Loss of heterozygosity (LOH) because of acquired uniparental disomy (UPD) is a commonly observed chromosomal lesion in myelodysplastic/myeloproliferative neoplasms (MDS/MPNs).1,2 Mapping recurrent areas of LOH may aid in the identification of genes harboring mutations, as shown for UPD9p and JAK2V617F mutations.3,4 CBL mutations, often found in a homozygous constellation associated with UPD11q23.3, were most commonly detected in MDS/MPN, including chronic myelomonocytic leukemia (CMML) and juvenile myelomonocytic leukemia.2,57 Ring finger domain mutations of CBL family members abrogate their ability to ubiquitinate and inactivate phosphorylated receptor tyrosine kinases.811

TET2 mutations are ubiquitous in myeloid malignancies, including MPN, MDS/MPN, MDS, and secondary acute myelogenous leukemia (sAML) and can occur in heterozygous or hemizygous forms, as well as in homozygous forms specifically in the context of UPD4q24.1216 The TET family of proteins may be involved in the conversion of methylcytosine to hydroxymethylcytosine.17 It is thereby possible that TET proteins regulate the maintenance of methylation-based silencing or prevent aberrant hypermethylation.

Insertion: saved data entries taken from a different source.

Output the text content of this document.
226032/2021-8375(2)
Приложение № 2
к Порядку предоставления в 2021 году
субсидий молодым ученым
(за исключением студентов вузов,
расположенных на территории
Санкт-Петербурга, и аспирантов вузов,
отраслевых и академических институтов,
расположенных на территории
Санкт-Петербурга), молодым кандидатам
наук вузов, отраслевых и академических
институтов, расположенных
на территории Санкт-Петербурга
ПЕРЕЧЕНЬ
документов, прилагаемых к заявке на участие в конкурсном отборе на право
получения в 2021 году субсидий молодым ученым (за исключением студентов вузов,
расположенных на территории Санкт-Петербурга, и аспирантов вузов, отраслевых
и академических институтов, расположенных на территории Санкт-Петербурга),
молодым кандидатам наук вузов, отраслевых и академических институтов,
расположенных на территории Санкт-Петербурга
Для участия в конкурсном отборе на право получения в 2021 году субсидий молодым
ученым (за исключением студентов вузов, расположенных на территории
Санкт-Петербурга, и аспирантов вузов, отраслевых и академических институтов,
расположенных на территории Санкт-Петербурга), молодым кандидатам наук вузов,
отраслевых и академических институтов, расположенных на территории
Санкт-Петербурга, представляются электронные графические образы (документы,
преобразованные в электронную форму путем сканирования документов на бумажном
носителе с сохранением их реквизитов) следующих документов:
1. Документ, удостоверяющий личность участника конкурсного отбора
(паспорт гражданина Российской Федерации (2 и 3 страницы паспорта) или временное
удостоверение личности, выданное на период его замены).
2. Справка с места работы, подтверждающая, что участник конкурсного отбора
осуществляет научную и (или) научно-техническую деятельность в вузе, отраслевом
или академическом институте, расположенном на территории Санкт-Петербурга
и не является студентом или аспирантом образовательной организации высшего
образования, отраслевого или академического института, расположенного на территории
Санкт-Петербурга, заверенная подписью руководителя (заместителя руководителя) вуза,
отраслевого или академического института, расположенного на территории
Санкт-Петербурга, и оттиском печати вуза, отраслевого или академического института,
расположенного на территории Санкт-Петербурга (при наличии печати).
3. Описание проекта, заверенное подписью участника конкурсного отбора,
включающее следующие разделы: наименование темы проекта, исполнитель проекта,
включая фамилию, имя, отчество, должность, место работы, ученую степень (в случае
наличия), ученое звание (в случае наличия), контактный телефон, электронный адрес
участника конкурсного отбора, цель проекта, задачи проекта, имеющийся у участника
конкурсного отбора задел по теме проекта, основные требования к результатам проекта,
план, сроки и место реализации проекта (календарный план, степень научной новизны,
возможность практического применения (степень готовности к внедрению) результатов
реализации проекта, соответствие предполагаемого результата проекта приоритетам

Mutations of the polycomb-associated gene ASXL1 were observed in myeloid malignancies, including CMML18,19 and chronic myelogenous leukemia (CML)20; unlike TET2 and CBL mutations, mutations in ASXL1 are mostly heterozygous. However, similar to TET2 mutations, ASXL1 mutations may be lead to epigenetic dysregulation. ASXL1 is associated with LSD1, which is involved in histone H3K4 demethylation and thereby chromatin remodeling.21

Somatic mutations of isocitrate dehydrogenases (IDH1 and IDH2), initially described in CNS tumors,22,23 were also found in primary AML24,25 and in sAML evolved from MPN, but not in chronic phase (CP) MPN.26 This distribution pattern suggests a role of IDH1/2 mutations in disease progression.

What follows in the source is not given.